"La productividad, en el fondo, es cuestión de darles a los recursos el uso más valioso posible". (Foto: El Comercio)
"La productividad, en el fondo, es cuestión de darles a los recursos el uso más valioso posible". (Foto: El Comercio)
Iván Alonso

A estas alturas, las metáforas futbolísticas sirven para ilustrar, sobre todo, la falta de imaginación de sus autores. Puede ser nuestro caso también, aunque lo que estamos a punto de usar no es tanto una metáfora como un ejemplo.

Dice un famoso economista que, en el largo plazo, la productividad es todo o casi todo, en materia de , se entiende. Las primeras teorías del crecimiento se enfocaban en la acumulación de capital. En 1957 Robert Solow demostró que eso no terminaba de explicar la magnitud del crecimiento, que una vez contabilizada la acumulación de capital quedaba un residuo y que ese residuo se debía a que los factores de producción (no solamente el capital, sino también el trabajo) se hacían cada vez más productivos. De allí el rimbombante nombre de “productividad total de factores”.

Desde entonces se ha asociado la productividad al progreso técnico, a la relación entre capital y trabajo (la cantidad de máquinas y herramientas de las que dispone cada trabajador) o al capital humano.
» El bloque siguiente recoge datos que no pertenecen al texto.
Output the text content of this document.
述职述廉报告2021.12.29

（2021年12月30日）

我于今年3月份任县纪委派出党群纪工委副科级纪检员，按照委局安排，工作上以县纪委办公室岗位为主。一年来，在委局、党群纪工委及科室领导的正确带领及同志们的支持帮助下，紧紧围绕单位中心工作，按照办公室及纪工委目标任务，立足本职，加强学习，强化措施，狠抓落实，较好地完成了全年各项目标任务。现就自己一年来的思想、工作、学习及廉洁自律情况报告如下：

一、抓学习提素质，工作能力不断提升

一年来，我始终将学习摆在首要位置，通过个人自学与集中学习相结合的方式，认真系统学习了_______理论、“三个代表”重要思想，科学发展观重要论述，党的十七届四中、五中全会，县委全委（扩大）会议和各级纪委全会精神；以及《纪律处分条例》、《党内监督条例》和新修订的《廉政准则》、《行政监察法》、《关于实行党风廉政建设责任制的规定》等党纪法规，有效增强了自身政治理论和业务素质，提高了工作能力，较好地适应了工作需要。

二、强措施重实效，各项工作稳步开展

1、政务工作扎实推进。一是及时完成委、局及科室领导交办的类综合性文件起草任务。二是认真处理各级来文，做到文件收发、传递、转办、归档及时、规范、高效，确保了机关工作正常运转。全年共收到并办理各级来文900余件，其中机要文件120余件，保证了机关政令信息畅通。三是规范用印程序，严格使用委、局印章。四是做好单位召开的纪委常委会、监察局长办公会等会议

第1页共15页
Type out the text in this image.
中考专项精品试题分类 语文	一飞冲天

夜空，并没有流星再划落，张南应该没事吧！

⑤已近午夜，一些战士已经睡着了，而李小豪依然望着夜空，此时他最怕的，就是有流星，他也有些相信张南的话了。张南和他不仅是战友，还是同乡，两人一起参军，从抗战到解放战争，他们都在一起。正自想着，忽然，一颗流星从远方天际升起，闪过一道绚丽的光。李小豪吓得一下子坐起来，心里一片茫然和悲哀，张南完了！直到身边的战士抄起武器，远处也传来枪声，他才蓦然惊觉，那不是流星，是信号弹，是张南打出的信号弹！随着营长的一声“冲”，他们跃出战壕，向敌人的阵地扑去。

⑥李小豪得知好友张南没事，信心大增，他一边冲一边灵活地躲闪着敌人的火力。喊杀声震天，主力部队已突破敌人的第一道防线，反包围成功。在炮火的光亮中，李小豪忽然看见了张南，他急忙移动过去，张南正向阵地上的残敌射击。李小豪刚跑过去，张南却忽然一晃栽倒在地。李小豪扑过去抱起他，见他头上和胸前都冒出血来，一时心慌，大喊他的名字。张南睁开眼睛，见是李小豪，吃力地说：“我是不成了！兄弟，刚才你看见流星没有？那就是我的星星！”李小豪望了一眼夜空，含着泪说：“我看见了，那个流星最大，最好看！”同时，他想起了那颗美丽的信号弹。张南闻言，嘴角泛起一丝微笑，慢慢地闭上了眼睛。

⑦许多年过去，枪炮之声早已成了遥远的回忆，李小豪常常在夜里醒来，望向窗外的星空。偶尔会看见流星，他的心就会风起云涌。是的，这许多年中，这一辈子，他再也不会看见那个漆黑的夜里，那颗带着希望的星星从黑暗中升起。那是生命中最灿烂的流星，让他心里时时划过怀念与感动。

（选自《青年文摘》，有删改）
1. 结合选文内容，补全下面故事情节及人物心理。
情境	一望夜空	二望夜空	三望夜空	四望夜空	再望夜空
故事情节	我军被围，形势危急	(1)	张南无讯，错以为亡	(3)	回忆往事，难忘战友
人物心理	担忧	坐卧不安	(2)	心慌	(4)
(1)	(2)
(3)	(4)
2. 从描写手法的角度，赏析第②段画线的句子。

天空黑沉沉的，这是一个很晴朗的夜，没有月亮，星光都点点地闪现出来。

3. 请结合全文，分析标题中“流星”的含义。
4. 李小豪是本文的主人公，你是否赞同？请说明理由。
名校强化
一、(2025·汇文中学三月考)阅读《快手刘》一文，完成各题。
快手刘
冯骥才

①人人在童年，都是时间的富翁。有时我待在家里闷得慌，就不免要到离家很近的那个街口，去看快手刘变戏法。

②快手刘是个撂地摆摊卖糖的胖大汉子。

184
Esto último es considerado hoy en día el elemento determinante por una mayoría de economistas, quién sabe porque coincide con las nociones modernas sobre el valor de la educación.

La adquisición de conocimientos y habilidades a través de la educación aumenta, sin duda, el potencial productivo de cualquiera. Pero hay algo más que la teoría no capta. Para realizar el potencial productivo se necesita que el trabajo de una persona esté dirigido a producir algo que tenga utilidad, algo para lo que haya demanda, y producirlo eficientemente. No todo el mundo tiene la capacidad de identificar qué es lo que puede producir o la mejor manera de hacerlo. No todo el mundo tiene, tampoco, la capacidad de dirigir bien el trabajo de otros.

La productividad nace no solamente de las habilidades propias del trabajador, que es lo que la educación puede darle, sino también de las indicaciones que reciba para utilizarlas correctamente, para coordinar las tareas de uno con las de otros, con la finalidad de obtener un mejor resultado. No es lo mismo Christian Cueva bajo la dirección de Ricardo Gareca que bajo la de algún otro entrenador de menor jerarquía. Saber dónde ubicarse en la cancha, hacia dónde correr o cuándo retroceder no es algo que inevitablemente acompañe al dominio de la pelota y la precisión de los pases.

La educación, por sí sola, no es suficiente para aumentar la productividad. Se requiere además que el mercado laboral funcione eficientemente. Los trabajadores informales no son informales solamente por tener habilidades menos desarrolladas que otros, sino principalmente porque la legislación laboral, en su afán de proteger al trabajador, hace más difícil, menos probable, su contratación por parte de quienes pueden extraer todo su potencial. Porque todo su potencial no alcanza quizás para pagarles el sueldo mínimo más todos los beneficios sociales. O porque el potencial es algo por descubrir, y nadie se anima a intentarlo cuando el despido se castiga con la reposición.

La productividad, en el fondo, es cuestión de darles a los recursos el uso más valioso posible. Los mercados libres conducen generalmente a una mayor productividad porque ayudan a encontrar, mediante el ensayo y error, cuáles son esos usos y cómo van cambiando en el tiempo. Por eso la reforma laboral es urgente.